Kava Kava: Background. Actions

Common Name

Kava kava

Other Names

Kawa, awa, intoxicating pepper, rauschpfeffer, sakau, tonga, yagona

Botanical Name / Family

Piper methysticum (family Piperaceae)

Plant Parts Used

Root and rhizome

Chemical Components

The most important constituents responsible for the pharmacological activity of kava rhizome are the fat-soluble kava lactones (kavapyrones), mainly methysticin, dihydromethisticin, kavain, dihydrokavain and desmethoxyangonin and flavonoids (flavokavains).

Historical Note

For many centuries, Pacific Islanders have used the kava kava root to prepare a beverage used in welcoming ceremonies for important visitors. Drinking kava is not only done to induce pleasant mental states but also to reduce anxiety and promote socialising. It is believed that the first report about kava came to the West from Captain James Cook during his voyages through the Pacific region.

Kava Kava: Main Actions


The kava lactones reach a large number of targets that influence CNS activity. They interact with dopaminergic, serotonergic, GABA-ergic and glutamatergic neurotransmission, seem to inhibit monoamine oxidase B and exert multiple effects on ion channels, according to in vitro and in vivo research. Additionally, animal studies show that kava lactones are chiefly responsible for these effects that give rise to many of the herb’s clinical actions.


Although the exact mechanism of action is not yet understood, it has been observed that sleep promotion may be due to the preferential activity of D,L-kavain and kava extract on the limbic structures and, in particular, the amygdalar complex in the brain.
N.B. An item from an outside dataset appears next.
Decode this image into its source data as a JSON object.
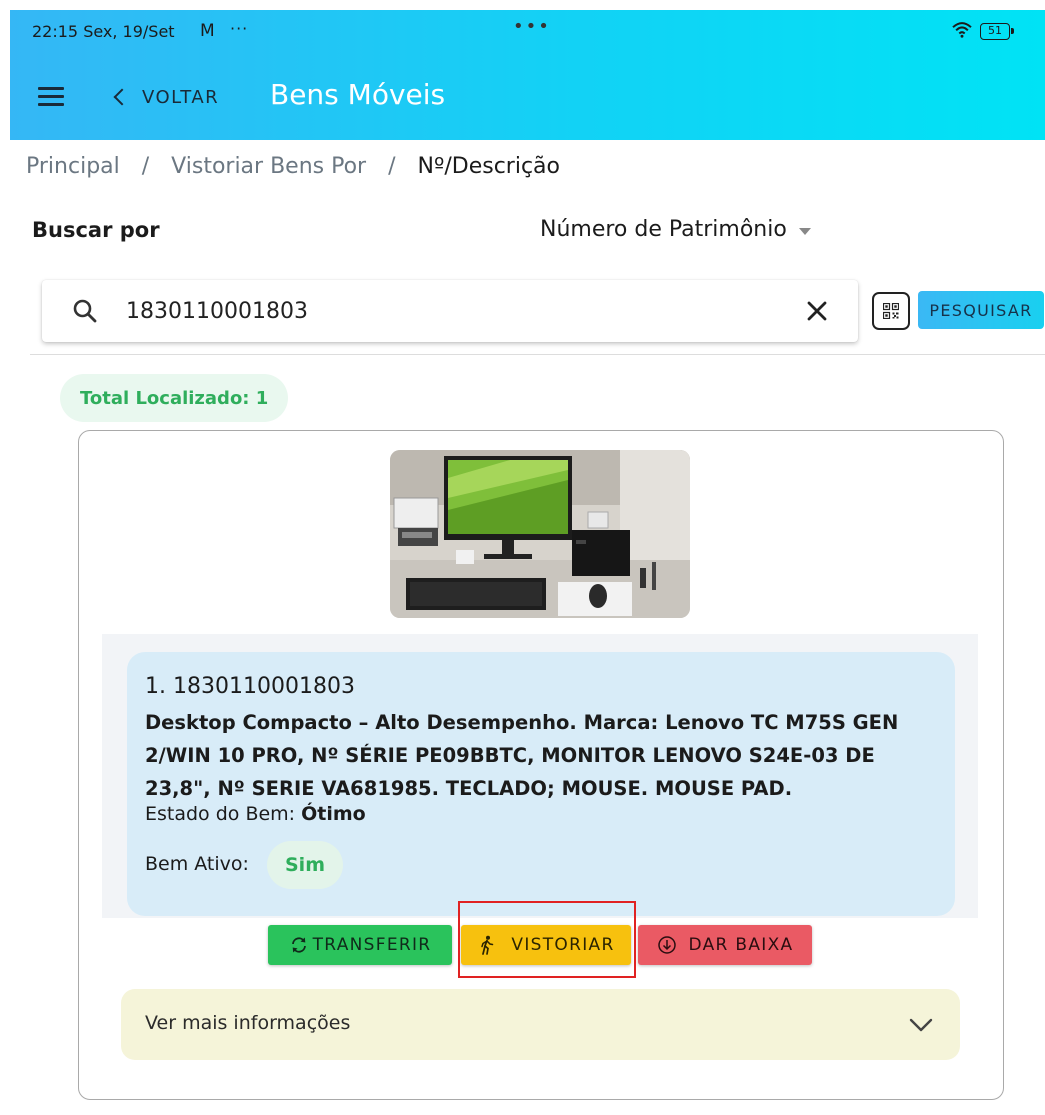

In an EEG brain-mapping study it was demonstrated that D,L-kavain could induce a dose-dependent increase in delta-, theta- and alpha-1 power, as well as a decrease in alpha-2 and beta power. These results indicate a sedative effect at the higher dose range.

Anxiolytic effects

A recent study showed that kava extract produces a statistically significant dose-dependent anxiolytic-like behavioural change in rat models of anxiety. The effect is not mediated through the benzodiazepine binding site on the GABA-A receptor complex, as flumazenil, a competitive benzodiazepine receptor antagonist, did not block this effect.


Both the aqueous and lipid-soluble extracts of kava exhibit antinociceptive properties in experimental animal models. The effect is not mediated by an opiate pathway, as naloxone does not reduce the effects when administered in doses that reverse the effects of morphine. More recently, in vitro research has identified several compounds found in kava that have the ability to inhibit COX-1 and to a lesser extent COX-2 enzyme activities.
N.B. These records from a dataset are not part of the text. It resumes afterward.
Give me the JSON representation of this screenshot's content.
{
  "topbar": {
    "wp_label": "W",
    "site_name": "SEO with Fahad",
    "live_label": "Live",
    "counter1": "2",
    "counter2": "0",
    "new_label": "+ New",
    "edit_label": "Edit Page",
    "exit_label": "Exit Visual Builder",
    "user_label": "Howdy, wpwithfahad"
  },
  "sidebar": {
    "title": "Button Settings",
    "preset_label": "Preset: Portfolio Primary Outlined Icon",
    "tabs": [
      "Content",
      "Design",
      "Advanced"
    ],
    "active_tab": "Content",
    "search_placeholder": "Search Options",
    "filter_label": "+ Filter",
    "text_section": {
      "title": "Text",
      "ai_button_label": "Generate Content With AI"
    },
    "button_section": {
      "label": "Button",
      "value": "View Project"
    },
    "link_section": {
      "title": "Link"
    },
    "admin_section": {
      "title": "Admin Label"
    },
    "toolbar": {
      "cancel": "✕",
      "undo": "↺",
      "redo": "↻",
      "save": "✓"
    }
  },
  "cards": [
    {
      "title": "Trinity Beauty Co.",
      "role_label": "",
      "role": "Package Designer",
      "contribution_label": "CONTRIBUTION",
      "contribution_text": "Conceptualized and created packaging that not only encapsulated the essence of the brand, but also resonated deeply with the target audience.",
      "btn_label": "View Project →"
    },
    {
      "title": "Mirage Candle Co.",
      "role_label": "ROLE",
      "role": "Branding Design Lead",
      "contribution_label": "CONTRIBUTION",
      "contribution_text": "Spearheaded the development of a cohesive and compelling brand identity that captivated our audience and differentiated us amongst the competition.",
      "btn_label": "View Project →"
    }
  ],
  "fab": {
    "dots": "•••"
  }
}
The local anaesthetic effect of kava is well known for topical use and has been described as similar to procaine and cocaine.


Antispasmodic activity for skeletal muscle has been observed in vitro and in vivo for both kava extract and kava lactones. In vivo research suggests that kavain impairs vascular smooth muscle contraction, likely through inhibition of calcium channels.

Kava Kava: Other Actions


Although in vitro studies published in 2002 suggested whole kava extract and kavalactones have widespread inhibitory effects on various cytochrome enzymes, such as CYP3A4, more recent in vivo tests found no effects on CYP3A4/5, CYP1A2 or CYP2D6, but did demonstrate significant inhibition (approximately 40%) of CYP2E1.